Layouts inline the importmap through the asset helper:

{{importmap "/assets/importmap.json"}}
<script type="module" src="/javascript/application.js"></script>

The importmap must be available before the module script that uses it.

Use explicit imports when needed

By default, an entrypoint maps its module value in the importmap. If the browser import name should be different from the bundled module path, set imports:

[entrypoint.monaco]
module = "monaco-editor/esm/vs/editor/editor.api.js"
imports = ["monaco-editor"]

Application code can then import the shorter name:

import * as monaco from "monaco-editor"

Include workers and assets

Some libraries load extra JavaScript workers or supporting files dynamically. Declare those files in the same entrypoint block:

[entrypoint.monaco]
module = "monaco-editor/esm/vs/editor/editor.api.js"
imports = ["monaco-editor"]
workers = [
  "monaco-editor/esm/vs/editor/editor.worker.js",
  "monaco-editor/esm/vs/language/json/json.worker.js",
  "monaco-editor/esm/vs/language/css/css.worker.js",
  "monaco-editor/esm/vs/language/html/html.worker.js",
  "monaco-editor/esm/vs/language/typescript/ts.worker.js",
]
assets = [
  "node_modules/monaco-editor/min/vs/**/*",
]

workers are bundled as extra JavaScript outputs. assets are copied into the lazyshaft output directory.

Use extra_files as a general alias when the extra JavaScript file is not a worker:

[entrypoint.library]
module = "library"
extra_files = ["library/extra-runtime.js"]

Modify the manifest from Go

Tools can edit js.toml through the same manifest and pipeline code used by lazy js:

import jscommand "github.com/golazy/lazy/commands/js"
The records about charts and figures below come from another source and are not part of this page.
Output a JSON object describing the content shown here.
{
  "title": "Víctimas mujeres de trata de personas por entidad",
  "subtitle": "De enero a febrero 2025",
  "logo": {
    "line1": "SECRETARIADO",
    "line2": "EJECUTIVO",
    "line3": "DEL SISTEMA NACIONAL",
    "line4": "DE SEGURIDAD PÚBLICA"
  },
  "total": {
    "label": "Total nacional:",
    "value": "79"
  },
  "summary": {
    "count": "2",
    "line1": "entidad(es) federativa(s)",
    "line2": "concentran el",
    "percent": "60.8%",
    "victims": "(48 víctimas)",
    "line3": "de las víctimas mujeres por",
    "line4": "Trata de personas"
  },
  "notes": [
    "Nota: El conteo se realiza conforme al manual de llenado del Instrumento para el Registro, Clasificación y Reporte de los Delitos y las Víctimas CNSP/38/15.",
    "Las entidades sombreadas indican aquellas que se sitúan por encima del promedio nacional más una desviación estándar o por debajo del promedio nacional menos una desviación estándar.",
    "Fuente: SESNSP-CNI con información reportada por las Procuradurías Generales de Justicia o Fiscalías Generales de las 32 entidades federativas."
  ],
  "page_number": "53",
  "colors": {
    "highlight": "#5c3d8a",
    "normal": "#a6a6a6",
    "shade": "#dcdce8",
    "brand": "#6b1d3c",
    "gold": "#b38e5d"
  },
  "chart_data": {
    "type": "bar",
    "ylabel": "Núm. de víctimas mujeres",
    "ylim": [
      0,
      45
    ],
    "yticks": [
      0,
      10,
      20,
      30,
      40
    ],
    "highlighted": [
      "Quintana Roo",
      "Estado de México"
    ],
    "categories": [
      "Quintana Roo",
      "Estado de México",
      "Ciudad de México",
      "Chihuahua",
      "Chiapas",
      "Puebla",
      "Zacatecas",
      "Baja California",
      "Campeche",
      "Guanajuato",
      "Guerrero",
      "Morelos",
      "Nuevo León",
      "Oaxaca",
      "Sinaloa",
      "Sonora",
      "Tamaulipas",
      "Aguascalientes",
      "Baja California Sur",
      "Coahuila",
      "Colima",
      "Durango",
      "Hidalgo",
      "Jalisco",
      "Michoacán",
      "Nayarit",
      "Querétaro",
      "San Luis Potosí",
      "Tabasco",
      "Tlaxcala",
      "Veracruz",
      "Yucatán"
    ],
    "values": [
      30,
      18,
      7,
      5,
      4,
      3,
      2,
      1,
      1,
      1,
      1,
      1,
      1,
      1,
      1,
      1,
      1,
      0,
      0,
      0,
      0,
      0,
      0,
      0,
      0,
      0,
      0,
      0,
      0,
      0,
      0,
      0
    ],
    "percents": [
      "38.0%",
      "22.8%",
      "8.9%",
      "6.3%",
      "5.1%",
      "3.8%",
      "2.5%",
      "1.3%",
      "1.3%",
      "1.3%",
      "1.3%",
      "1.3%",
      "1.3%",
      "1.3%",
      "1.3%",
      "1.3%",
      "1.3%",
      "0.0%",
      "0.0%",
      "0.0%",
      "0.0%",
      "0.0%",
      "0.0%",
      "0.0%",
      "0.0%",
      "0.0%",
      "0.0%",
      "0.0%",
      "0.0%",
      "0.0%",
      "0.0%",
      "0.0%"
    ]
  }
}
editor, err := jscommand.OpenManifest(appDir)
if err != nil {
	return err
}
if err := editor.AddEntrypoint(jscommand.Entrypoint{
	Name:    "monaco",
	Group:   "editors",
	Module:  "monaco-editor/esm/vs/editor/editor.api.js",
	Imports: []string{"monaco-editor"},
}); err != nil {
	return err
}
if err := editor.Close(); err != nil {
	return err
}

Close writes the manifest, runs the JavaScript pipeline, and returns an error if dependency preparation, installation, or bundling fails. On failure it restores js.toml, package manager metadata, the importmap, and the lazyshaft output directory to their previous state. The returned *jscommand.ManifestCloseError includes the manifest diff and the complete pipeline output.

Commit generated outputs

lazy js writes files that production Go builds embed:

package-lock.json
app/public/assets/importmap.json
app/public/assets/lazyshaft/*.js

Commit those files with the manifest and package changes. Do not commit node_modules.

Before committing JavaScript-related changes, run:

lazy js
go test ./...

For release or deployment checks, also run the race detector, go vet, and a production build.